Pantauan di lapangan pada Selasa (30/12/2025) sekitar pukul 11.00 WIB menunjukkan lalu lalang truk pengangkut batu gajah menuju kawasan pesisir Pantai Masang. Material tersebut menjadi bagian penting dalam upaya penguatan garis pantai yang selama ini tergerus abrasi dan mengancam pemukiman serta fasilitas warga.

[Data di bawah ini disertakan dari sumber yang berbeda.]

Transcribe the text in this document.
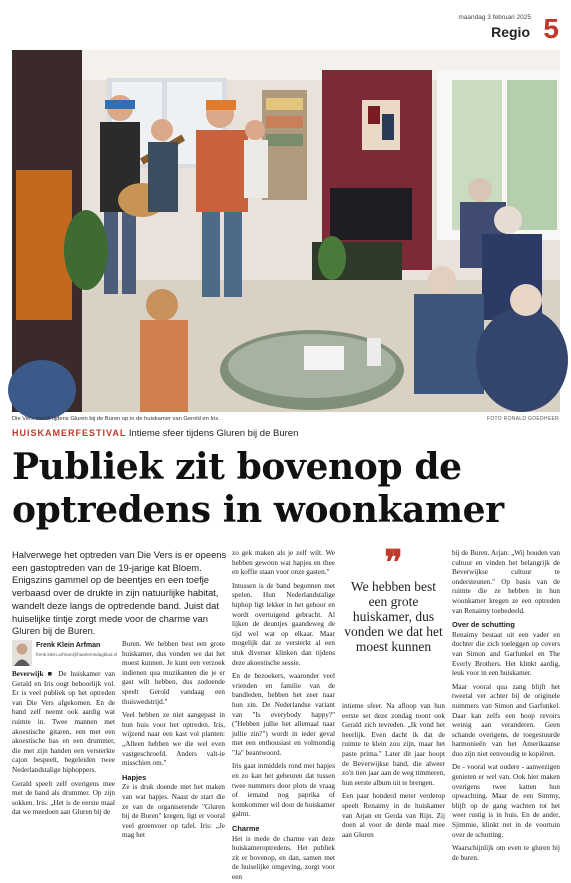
maandag 3 februari 2025
Regio 5
Die Vers treedt tijdens Gluren bij de Buren op in de huiskamer van Gerold en Iris.	FOTO RONALD GOEDHEER
HUISKAMERFESTIVAL Intieme sfeer tijdens Gluren bij de Buren
Publiek zit bovenop de optredens in woonkamer
Halverwege het optreden van Die Vers is er opeens een gastoptreden van de 19-jarige kat Bloem. Enigszins gammel op de beentjes en een toefje verbaasd over de drukte in zijn natuurlijke habitat, wandelt deze langs de optredende band. Juist dat huiselijke tintje zorgt mede voor de charme van Gluren bij de Buren.
Frenk Klein Arfman
frenk.klein.arfman@haarlemsdagblad.nl

Beverwijk ■ De huiskamer van Gerald en Iris oogt behoorlijk vol. Er is veel publiek op het optreden van Die Vers afgekomen. En de band zelf neemt ook aardig wat ruimte in. Twee mannen met akoestische gitaren, een met een akoestische bas en een drummer, die met zijn handen een versterkte cajon bespeelt, begeleiden twee Nederlandstalige hiphoppers.

Gerald speelt zelf overigens mee met de band als drummer. Op zijn sokken. Iris: „Het is de eerste maal dat we meedoen aan Gluren bij de

Buren. We hebben best een grote huiskamer, dus vonden we dat het moest kunnen. Je kunt een verzoek indienen qua muzikanten die je er gast wilt hebben, dus zodoende speelt Gerold vandaag een thuiswedstrijd."

Veel hebben ze niet aangepast in hun huis voor het optreden. Iris, wijzend naar een kast vol planten: „Alleen hebben we die wel even vastgeschroefd. Anders valt-ie misschien om."

Hapjes

Ze is druk doende met het maken van wat hapjes. Naast de start die ze van de organiserende "Gluren bij de Buren" kregen, ligt er vooral veel groenvoer op tafel. Iris: „Je mag het

zo gek maken als je zelf wilt. We hebben gewoon wat hapjes en thee en koffie staan voor onze gasten."

Intussen is de band begonnen met spelen. Hun Nederlandstalige hiphop ligt lekker in het gehoor en wordt overtuigend gebracht. Al lijken de deuntjes gaandeweg de tijd wel wat op elkaar. Maar mogelijk dat ze versterkt al een stuk diverser klinken dan tijdens deze akoestische sessie.

En de bezoekers, waaronder veel vrienden en familie van de bandleden, hebben het zeer naar hun zin. De Nederlandse variant van "Is everybody happy?" ("Hebben jullie het allemaal naar jullie zin?") wordt in ieder geval met een enthousiast en volmondig "Ja" beantwoord.

Iris gaat inmiddels rond met hapjes en zo kan het gebeuren dat tussen twee nummers door plots de vraag of iemand nog paprika of komkommer wil door de huiskamer galmt.

Charme

Het is mede de charme van deze huiskameroptredens. Het publiek zit er bovenop, en dan, samen met de huiselijke omgeving, zorgt voor een

intieme sfeer. Na afloop van hun eerste set deze zondag toont ook Gerald zich tevreden. „Ik vond het heerlijk. Even dacht ik dat de ruimte te klein zou zijn, maar het paste prima." Later dit jaar hoopt de Beverwijkse band, die alweer zo'n tien jaar aan de weg timmeren, hun eerste album uit te brengen.

Een paar honderd meter verderop speelt Renaimy in de huiskamer van Arjan en Gerda van Rijn. Zij doen al voor de derde maal mee aan Gluren

❞
We hebben best een grote huiskamer, dus vonden we dat het moest kunnen

bij de Buren. Arjan: „Wij houden van cultuur en vinden het belangrijk de Beverwijkse cultuur te ondersteunen." Op basis van de ruimte die ze hebben in hun woonkamer kregen ze een optreden van Renaimy toebedeeld.

Over de schutting

Renaimy bestaat uit een vader en dochter die zich toeleggen op covers van Simon and Garfunkel en The Everly Brothers. Het klinkt aardig, leuk voor in een huiskamer.

Maar vooral qua zang blijft het tweetal ver achter bij de originele nummers van Simon and Garfunkel. Daar kan zelfs een hoop revoirs weinig aan veranderen. Geen schande overigens, de toegestuurde harmonieën van het Amerikaanse duo zijn niet eenvoudig te kopiëren.

De - vooral wat oudere - aanwezigen genieten er wel van. Ook hier maken overigens twee katten hun opwachting. Maar de een Simmy, blijft op de gang wachten tot het weer rustig is in huis. En de ander, Sjimmie, klinkt net in de voortuin over de schutting.

Waarschijnlijk om even te gluren bij de buren.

Abrasi di Pantai Masang telah berlangsung cukup lama dan menimbulkan kekhawatiran masyarakat pesisir. Selain mengancam infrastruktur dan lahan produktif, kondisi ini juga meningkatkan risiko bencana, terutama saat gelombang tinggi dan cuaca ekstrem melanda wilayah pesisir barat Sumatera.
Seorang sopir truk yang ditemui di wilayah Sikabu, Kampung Tangah, mengungkapkan bahwa dirinya terlibat dalam pengangkutan material proyek.
“Saya mengangkut batu ke arah Tiku. Kegiatan ini sudah berjalan beberapa hari, dan saya baru ikut hari ini,” katanya singkat.
Menurutnya, material batu diambil dari kawasan Jalan Baru Muko-Muko, Maninjau. Informasi tersebut menjadi perhatian penting agar proses pengadaan material tetap sesuai dengan aturan yang berlaku serta memperhatikan aspek kelestarian lingkungan.
Perlu Pengawasan Ketat
Sebagai proyek strategis pemerintah, penanganan abrasi Pantai Masang diharapkan tidak hanya mengejar kecepatan, tetapi juga mengedepankan prinsip transparansi, akuntabilitas, dan keberlanjutan lingkungan. Sejumlah warga menyatakan dukungan terhadap pembangunan tersebut karena dinilai penting untuk keselamatan kawasan pesisir.
“Manfaatnya jelas untuk melindungi kampung kami dari abrasi. Tapi kami berharap pengawasan tetap ketat agar tidak muncul masalah lingkungan baru,” ujar seorang warga.
Pihak pengawas proyek dan instansi terkait diharapkan terus melakukan pemantauan langsung di lapangan guna memastikan seluruh tahapan pekerjaan berjalan sesuai spesifikasi teknis dan ketentuan hukum.
Dengan kolaborasi antara pemerintah, pelaksana proyek, aparat pengawas, serta masyarakat, proyek penanganan abrasi Pantai Masang diharapkan mampu memberikan perlindungan jangka panjang sekaligus menjadi contoh pembangunan infrastruktur pesisir yang bertanggung jawab dan berkelanjutan di Kabupaten Agam.